カスタムラインの場合、おおよそ3~4ヶ月を見込んでください: サンプル作成に約2~4週間、承認と修正に1~3週間、生産に3~5週間、QCとテストに1~2週間、海上輸送に3~6週間です。フィードバックの速度や通関手続きによってスケジュールが延びることがあるため、余裕を持たせて計画してください。
低MOQでも硫酸塩フリーやオーガニック処方は入手できますか?
硫酸塩フリーの処方は広く入手可能で、在庫オプションとして提供されるケースも増えているため、低MOQは現実的です。認証オーガニック処方は低ボリュームでは難易度が高く、特殊原料や認証取得によりコストと複雑さが増すため、通常はMOQと単価が上がります。サプライヤーがCOSMOSやEcocertなどの認知された認証を保有しているか確認し、オーガニックの表示が適切に裏付けられていることを確認してください。
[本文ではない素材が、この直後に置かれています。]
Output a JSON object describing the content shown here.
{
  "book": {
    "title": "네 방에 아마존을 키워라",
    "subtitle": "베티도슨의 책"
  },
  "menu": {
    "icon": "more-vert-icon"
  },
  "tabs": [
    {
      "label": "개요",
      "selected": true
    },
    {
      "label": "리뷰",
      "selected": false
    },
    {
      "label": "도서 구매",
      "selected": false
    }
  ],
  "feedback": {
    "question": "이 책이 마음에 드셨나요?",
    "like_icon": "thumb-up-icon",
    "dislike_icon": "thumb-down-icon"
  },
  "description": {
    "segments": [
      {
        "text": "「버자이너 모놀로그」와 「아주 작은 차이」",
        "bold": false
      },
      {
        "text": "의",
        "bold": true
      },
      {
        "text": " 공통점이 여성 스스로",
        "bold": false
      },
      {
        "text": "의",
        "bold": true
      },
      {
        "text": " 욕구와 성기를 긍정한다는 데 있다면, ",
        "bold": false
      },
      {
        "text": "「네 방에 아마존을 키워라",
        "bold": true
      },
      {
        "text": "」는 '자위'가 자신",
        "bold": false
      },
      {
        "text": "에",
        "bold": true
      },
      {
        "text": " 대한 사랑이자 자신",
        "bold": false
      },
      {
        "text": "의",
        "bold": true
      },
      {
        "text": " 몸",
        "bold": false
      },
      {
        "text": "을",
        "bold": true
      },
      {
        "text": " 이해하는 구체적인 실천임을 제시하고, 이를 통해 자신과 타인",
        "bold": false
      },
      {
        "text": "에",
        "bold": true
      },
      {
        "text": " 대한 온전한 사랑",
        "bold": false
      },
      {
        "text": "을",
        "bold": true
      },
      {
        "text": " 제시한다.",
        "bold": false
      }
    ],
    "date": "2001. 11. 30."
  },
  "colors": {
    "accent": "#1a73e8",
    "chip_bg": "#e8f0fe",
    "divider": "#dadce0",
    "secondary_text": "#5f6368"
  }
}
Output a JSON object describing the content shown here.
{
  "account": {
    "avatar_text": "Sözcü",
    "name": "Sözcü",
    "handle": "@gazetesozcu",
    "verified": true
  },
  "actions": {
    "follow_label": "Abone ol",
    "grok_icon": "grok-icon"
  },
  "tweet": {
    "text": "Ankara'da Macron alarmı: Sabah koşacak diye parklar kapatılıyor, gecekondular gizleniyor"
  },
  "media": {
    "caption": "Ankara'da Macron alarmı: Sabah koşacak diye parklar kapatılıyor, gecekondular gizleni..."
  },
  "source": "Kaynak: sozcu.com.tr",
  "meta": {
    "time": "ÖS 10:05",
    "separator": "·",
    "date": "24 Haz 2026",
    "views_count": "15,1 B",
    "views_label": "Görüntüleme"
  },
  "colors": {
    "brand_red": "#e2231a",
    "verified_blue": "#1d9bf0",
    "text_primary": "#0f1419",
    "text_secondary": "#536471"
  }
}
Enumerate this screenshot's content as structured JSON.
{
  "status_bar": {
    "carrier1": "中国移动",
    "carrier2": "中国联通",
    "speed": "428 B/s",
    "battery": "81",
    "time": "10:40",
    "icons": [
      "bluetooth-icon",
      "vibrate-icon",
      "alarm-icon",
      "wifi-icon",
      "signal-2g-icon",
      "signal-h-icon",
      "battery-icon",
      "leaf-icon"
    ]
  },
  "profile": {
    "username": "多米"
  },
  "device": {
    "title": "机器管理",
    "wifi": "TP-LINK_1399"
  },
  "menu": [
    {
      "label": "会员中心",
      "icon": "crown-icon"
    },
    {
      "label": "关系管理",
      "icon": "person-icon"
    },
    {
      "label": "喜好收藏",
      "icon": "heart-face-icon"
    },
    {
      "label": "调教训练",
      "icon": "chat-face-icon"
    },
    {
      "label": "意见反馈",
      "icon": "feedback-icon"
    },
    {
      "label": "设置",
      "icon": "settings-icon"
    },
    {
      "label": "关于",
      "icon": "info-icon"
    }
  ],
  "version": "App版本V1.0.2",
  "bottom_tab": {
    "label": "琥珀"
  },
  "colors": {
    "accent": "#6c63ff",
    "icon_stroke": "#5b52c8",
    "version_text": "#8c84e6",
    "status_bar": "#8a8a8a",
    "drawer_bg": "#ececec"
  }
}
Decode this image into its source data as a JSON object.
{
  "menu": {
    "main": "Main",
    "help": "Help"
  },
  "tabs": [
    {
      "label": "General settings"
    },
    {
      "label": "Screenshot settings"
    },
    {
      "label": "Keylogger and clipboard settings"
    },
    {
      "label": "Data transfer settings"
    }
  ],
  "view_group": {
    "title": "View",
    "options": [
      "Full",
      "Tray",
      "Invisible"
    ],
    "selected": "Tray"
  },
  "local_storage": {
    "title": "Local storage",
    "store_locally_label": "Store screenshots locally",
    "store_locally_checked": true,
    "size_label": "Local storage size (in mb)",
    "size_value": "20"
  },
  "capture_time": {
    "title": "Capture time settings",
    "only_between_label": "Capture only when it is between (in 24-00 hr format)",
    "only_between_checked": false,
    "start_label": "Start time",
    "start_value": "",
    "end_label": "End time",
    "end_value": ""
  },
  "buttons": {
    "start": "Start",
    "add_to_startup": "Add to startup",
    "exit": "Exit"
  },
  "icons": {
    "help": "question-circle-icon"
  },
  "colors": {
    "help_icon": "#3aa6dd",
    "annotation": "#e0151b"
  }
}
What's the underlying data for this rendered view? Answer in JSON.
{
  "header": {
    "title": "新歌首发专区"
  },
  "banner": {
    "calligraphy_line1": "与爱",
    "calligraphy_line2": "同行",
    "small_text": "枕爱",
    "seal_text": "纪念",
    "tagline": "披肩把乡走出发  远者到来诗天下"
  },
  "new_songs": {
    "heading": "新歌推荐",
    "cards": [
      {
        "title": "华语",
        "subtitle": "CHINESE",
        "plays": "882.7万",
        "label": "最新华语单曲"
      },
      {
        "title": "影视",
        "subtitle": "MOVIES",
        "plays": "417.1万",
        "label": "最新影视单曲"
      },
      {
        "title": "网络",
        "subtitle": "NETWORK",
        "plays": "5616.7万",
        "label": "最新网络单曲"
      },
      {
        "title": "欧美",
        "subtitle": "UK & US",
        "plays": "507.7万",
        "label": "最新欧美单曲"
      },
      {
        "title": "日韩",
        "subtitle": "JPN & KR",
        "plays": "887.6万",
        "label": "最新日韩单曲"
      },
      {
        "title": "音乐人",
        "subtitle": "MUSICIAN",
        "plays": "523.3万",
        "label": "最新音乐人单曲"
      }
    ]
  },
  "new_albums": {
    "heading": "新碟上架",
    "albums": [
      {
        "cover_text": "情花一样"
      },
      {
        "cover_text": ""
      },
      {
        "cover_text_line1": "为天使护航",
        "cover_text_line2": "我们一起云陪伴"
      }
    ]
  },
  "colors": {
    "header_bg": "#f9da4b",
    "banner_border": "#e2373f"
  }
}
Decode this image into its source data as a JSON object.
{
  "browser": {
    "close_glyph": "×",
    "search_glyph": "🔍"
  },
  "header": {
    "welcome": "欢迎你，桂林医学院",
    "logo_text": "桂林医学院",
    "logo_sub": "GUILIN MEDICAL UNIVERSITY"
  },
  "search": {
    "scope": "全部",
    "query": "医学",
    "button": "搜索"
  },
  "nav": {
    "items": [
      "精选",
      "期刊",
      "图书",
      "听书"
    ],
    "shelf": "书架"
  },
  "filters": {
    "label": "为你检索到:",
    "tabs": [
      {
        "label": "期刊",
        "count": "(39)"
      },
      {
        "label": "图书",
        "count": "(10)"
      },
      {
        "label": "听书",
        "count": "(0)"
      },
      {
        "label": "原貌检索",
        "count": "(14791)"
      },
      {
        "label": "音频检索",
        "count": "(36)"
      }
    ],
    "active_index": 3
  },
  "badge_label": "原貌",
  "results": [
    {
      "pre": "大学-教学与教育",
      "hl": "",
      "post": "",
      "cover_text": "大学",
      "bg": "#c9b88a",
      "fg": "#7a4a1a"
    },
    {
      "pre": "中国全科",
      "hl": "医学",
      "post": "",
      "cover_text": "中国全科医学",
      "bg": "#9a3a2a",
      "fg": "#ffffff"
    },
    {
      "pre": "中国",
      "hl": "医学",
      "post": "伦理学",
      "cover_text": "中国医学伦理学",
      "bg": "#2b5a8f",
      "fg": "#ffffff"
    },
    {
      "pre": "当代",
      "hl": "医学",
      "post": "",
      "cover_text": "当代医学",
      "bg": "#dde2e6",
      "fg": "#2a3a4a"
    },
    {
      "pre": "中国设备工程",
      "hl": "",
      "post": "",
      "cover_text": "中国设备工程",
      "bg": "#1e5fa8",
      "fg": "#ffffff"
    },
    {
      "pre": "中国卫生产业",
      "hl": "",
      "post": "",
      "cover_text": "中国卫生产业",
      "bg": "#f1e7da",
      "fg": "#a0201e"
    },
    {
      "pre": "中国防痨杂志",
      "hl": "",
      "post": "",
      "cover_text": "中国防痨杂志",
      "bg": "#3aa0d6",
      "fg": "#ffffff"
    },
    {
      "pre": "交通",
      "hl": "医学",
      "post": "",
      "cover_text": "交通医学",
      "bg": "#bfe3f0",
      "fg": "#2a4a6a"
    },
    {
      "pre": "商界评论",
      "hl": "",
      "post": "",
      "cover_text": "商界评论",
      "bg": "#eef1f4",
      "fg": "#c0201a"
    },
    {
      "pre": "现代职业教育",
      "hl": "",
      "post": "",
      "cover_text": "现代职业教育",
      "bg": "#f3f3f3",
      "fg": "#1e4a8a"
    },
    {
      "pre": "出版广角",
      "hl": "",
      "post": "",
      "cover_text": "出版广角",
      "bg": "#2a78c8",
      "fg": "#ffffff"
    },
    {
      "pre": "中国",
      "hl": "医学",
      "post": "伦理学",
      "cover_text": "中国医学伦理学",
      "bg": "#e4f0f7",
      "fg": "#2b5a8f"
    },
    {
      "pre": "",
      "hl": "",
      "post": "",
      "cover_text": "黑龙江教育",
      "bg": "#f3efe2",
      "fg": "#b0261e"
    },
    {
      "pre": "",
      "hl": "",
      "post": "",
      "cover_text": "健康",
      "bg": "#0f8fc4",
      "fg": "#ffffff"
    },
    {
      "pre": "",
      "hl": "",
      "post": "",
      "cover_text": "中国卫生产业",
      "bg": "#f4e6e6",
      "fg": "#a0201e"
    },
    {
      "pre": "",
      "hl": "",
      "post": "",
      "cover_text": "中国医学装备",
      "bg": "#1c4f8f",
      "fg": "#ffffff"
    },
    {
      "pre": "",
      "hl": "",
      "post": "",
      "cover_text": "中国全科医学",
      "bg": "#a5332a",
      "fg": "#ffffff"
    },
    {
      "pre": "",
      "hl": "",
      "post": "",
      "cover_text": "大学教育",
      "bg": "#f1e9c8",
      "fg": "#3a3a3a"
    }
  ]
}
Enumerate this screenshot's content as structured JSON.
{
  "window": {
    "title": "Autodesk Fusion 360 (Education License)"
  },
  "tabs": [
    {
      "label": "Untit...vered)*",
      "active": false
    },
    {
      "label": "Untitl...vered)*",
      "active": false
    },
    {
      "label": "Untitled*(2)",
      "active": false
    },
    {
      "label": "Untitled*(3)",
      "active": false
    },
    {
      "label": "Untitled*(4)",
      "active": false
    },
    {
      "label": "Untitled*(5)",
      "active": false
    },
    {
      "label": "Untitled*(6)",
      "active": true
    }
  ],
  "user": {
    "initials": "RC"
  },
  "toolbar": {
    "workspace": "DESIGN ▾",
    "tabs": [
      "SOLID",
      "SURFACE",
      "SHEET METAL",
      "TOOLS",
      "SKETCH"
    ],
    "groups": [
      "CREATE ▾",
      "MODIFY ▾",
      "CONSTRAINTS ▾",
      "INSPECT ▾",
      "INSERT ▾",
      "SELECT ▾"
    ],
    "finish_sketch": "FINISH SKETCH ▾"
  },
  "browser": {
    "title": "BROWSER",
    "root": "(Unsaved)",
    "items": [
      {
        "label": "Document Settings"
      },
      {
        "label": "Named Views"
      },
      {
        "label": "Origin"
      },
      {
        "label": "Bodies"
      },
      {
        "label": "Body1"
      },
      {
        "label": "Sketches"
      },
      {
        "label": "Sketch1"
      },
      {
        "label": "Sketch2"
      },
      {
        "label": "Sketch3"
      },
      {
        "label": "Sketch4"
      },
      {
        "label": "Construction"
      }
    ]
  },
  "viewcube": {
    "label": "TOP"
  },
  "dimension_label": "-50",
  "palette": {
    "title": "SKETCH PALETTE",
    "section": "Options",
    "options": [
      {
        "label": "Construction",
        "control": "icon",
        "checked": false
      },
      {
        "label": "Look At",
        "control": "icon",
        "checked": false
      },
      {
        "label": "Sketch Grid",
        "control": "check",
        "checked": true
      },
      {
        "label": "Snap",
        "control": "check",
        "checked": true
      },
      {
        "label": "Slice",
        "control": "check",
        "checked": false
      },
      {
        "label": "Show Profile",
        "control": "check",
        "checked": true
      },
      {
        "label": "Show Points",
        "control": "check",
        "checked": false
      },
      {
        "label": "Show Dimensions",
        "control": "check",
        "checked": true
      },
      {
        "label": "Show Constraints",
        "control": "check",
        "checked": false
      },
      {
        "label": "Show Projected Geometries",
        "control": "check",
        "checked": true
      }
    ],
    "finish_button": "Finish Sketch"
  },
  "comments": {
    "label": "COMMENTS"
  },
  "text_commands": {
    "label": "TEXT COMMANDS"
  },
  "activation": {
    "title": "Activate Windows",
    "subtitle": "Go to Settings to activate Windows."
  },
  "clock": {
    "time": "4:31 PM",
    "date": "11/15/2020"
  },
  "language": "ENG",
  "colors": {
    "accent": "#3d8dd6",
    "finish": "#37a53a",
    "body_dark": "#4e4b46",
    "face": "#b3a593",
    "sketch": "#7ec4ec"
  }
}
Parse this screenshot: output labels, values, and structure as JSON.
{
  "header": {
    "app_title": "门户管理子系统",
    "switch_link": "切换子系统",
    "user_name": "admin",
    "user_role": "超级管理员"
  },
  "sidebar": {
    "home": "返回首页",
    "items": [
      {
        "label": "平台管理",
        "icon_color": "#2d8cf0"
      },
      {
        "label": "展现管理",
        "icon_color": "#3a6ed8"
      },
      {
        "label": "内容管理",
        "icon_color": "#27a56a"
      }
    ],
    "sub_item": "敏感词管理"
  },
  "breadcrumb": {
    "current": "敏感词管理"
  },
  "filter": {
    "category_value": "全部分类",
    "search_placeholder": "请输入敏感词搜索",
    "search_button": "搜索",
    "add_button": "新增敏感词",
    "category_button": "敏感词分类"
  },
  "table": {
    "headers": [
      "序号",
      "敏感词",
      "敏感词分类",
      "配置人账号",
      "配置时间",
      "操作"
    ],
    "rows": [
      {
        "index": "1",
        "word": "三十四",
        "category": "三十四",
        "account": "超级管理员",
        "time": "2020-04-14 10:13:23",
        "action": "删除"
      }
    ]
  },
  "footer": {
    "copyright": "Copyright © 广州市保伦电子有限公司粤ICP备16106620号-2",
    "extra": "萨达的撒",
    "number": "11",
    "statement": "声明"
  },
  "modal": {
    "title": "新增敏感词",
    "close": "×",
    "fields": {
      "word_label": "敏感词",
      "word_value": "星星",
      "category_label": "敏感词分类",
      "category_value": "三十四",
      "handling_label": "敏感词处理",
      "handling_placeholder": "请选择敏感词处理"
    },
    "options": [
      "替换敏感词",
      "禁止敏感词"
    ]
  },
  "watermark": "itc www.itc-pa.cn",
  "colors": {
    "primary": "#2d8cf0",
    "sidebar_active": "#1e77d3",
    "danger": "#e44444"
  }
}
次のステップ: 自信を持ってサプライヤーのショートリストを作成する
これで、乳化が分離した製品を書類もなく出荷してくる工場と、コンプライアンスを遵守した信頼できるパートナーを見分けるためのフレームワークが手に入りました: 5段階の審査プロセス、現実的なコストとスケジュールの見通し、市場ごとのコンプライアンスマップ、そして取引を即座に中止すべき危険信号です。

これを実践に移しましょう。候補を3社に絞り込み、それぞれを5段階の審査プロセスにかけ、ゴールデンサンプルを依頼し、残金の支払いが発生する前に独立した第三者機関によるラボテストを実施してください。検証済みの認証のみを参照し、ある処方がすべての市場でコンプライアンスに適合していると思い込まず、対象市場ごとの規制上の義務を確認してください。
意図を持って調達し、すべてを記録に残し、最終的に注文先を決めるのは安値の見積もりではなく、このフレームワークにしてください — その規律こそが、最初の生産ロットを長く続くブランドへと変えるのです。